O novo filme de João Botelho, "Os Maias - Cenas da Vida Romântica" (2014) segundo o romance de Eça de Queirós, é um óptimo filme que faz perfeitamente sentido na obra do cineasta português, sobretudo depois de "Filme do Desassossego" (2010). Justamente depois deste e de "4" (ver "Elogio do sensível", de 30 de Maio de 2013) fazem inteiramente sentido os cenários do pintor João Queiroz, excelentes, que visualmente, com o ponto de vista, definem o próprio filme.
A adaptação literal do famoso romance de Eça justifica-se plenamente, já que preserva o seu ponto de partida e amplia-o com os meios próprios do cinema. Fiel a um estilo e a um entendimento pessoal do cinema, João Botelho faz os antecedentes da narrativa surgirem no início, a preto e branco, e a transição para a cor funciona plenamente.
Mas devido à adaptação, feita pelo próprio cineasta, as personagens têm vida própria, evoluem, e as diversas situações do filme, conhecidas de todos, surgem com grande frescura e novidade. Sublinho especialmente a cena fundamental em que, perante Carlos e Ega, Afonso da Maia confirma a origem de Maria Eduarda, em que o tempo pára por arte do realizador, do escritor e dos actores, como pára no romance original.
A concretização pictural dos cenários acompanha os cenários teatrais, o que leva "Os Maias" para um artificialismo que joga muito bem com o carácter realista do romance, assim respeitado, depurado e transformado de forma pessoal. No cast apenas considero discutível a opção por uma brasileira, Maria Flor, para Maria Eduarda, enquanto Graciano Dias como Carlos, Pedro Inês como João da Ega, João Perry como Afonso da Maia, Maria João Pinho e Adriano Luz como os Gouvarinhos são, com os restantes, inteiramente convincentes em interpretações superiores muito bem dirigidas, o que permite captar um tom de época por meios justos e justamente além do mero realismo, como apontamentos localizados no espaço e no tempo.
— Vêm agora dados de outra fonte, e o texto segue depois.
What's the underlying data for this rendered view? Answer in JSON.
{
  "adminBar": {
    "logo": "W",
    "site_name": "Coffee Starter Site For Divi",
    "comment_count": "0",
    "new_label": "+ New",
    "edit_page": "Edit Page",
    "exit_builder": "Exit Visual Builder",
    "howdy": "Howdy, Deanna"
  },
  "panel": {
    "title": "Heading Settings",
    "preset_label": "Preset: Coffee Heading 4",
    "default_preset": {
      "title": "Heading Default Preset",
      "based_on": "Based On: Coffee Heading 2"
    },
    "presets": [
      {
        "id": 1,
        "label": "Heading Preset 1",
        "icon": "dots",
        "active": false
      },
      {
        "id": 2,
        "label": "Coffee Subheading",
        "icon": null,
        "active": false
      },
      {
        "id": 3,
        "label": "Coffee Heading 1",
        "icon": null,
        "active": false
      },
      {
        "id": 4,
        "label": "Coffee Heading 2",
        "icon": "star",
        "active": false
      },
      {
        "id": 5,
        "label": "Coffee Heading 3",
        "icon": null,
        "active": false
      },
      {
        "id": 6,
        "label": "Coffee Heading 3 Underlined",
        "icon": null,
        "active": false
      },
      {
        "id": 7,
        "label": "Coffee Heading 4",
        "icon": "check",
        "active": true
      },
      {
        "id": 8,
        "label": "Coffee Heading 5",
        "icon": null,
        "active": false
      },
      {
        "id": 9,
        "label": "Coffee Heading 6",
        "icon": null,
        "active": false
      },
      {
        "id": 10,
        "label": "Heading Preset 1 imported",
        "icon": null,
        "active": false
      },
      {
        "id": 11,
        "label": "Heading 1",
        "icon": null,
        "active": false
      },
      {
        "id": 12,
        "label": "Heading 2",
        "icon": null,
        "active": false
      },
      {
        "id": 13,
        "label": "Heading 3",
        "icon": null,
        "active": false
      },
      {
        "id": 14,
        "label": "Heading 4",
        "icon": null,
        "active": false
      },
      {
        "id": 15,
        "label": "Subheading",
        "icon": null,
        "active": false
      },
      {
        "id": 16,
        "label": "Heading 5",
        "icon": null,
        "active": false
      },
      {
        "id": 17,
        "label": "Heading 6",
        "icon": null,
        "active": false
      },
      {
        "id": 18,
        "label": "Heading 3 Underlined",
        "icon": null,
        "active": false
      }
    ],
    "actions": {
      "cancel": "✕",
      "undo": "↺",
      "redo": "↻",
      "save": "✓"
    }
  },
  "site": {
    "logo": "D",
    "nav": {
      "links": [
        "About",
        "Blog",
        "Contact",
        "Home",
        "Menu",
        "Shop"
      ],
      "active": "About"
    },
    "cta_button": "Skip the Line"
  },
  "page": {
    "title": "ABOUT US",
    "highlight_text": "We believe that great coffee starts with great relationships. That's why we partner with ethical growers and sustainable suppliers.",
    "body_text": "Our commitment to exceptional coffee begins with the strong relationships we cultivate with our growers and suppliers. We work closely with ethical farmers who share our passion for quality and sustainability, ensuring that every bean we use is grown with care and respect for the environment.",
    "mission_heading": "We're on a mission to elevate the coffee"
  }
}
Mas há mais. A encantatória voz-off narrativa de Jorge Vaz de Carvalho, que ao ler o romance em ligação com a imagem junta tudo de uma maneira muito inteligente e apropriada em termos cinematográficos.Tal como existem as referências à pintura e à música da época, superiormente aproveitadas de modo a darem, elas também, o justo tom de época possível num filme, e que explicitam o trabalho do criador do filme.
Se puderem, não deixem de ver a versão longa, integral de "Os Maias", em que o filme surge em todo o seu esplendor cinematográfico pela mão segura e pela cabeça visionária de João Botelho, em todo o seu heterogéneo e perene sabor crítico: de crítica social, política e das mentalidades. Portugal esté na mesma, diz o cineasta, o que deve ser levado em consideração. Mas também sobre isso somos, como espectadores, convidados a tomar posição.